Canadian Imperial Bank of Commerce scrapped the energy portion of its annual investor conference in Whistler next month after requests by the resort town’s mayor for a major oil producer to help pay for the cost of climate change snowballed into a retreat by other energy firms.
CIBC’s conference has been a regular draw for companies pitching their businesses to investors in the shadow of the ski slopes of Whistler’s resort in British Columbia for more than two decades. A demand this year by mayor Jack Crompton means energy firms will be absent.
“The majority of the event will proceed,” said spokeswoman Jessica Steinberg. The 22nd annual conference is scheduled from Jan. 23 to Jan. 25.
It all began with the mayor’s missive
last month to Canadian Natural Resources Ltd.
“All levels of government, industry and individuals bear responsibility for solving and paying for climate impacts,” Crompton wrote in a Nov. 15 letter. “However, we suggest that your company and industry bear a larger portion of the responsibility.”
Canadian Natural Resources replied with its own letter highlighting the Canadian energy industry’s progress in reducing greenhouse gas emissions intensity and its contributions to the nation’s economy.

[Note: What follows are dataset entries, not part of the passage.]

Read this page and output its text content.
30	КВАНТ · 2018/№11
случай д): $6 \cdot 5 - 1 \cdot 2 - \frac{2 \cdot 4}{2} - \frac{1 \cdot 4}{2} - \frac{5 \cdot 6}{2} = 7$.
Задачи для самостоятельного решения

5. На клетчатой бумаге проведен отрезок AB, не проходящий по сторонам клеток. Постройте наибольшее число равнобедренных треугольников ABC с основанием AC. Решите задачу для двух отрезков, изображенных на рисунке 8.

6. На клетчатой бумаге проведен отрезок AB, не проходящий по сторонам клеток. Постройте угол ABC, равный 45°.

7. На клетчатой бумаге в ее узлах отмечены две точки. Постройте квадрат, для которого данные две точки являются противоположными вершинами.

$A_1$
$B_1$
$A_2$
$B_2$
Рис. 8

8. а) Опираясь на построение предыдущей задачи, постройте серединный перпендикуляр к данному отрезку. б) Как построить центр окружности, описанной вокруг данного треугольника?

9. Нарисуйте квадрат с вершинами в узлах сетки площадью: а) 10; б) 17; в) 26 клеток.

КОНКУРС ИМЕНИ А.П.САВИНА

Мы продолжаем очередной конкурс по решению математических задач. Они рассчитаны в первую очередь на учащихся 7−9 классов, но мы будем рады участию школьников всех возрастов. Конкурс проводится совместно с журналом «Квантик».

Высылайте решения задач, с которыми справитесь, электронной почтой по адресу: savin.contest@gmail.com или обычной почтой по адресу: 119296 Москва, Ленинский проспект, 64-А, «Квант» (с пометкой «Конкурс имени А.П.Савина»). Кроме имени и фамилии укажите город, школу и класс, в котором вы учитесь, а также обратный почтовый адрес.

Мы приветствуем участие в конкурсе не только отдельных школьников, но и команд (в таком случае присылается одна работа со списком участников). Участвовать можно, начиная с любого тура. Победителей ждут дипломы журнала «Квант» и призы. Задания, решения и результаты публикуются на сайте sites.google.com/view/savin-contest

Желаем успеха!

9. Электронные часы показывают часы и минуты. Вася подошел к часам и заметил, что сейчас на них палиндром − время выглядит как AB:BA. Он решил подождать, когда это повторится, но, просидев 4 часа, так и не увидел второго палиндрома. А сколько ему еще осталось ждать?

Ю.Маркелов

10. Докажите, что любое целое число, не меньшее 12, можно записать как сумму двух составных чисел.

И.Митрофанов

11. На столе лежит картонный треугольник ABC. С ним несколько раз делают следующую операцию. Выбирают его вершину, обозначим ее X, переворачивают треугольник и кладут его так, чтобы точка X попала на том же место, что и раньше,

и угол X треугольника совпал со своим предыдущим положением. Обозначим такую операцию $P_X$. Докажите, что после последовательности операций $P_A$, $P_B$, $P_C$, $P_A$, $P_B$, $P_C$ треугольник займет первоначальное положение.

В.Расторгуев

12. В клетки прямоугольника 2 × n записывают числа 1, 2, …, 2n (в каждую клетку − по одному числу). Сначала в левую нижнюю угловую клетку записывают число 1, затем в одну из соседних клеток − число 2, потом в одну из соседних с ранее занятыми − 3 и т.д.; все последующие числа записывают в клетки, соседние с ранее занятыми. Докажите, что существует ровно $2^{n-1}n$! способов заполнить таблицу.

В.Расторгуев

Whistler’s own greenhouse gas emissions — once in decline — have been increasing, spiking 4 per cent last year, prompting a warning that the mountain community is no longer on pace to meet its 2020 target. Natural gas is the biggest culprit after vehicles — no doubt some of it burned by the outdoor fire pits and patio heaters at the slope-side restaurants that attract the thousands of tourists that support Whistler’s economy.
Despite the conference change, CIBC remains committed to the energy sector.
“The Canadian energy industry has been a global leader of responsible energy development,” Roman Dubczak, head of global investment banking, said in an emailed statement. “We are committed to our clients in the energy sector as they play a key role in driving the Canadian economy.”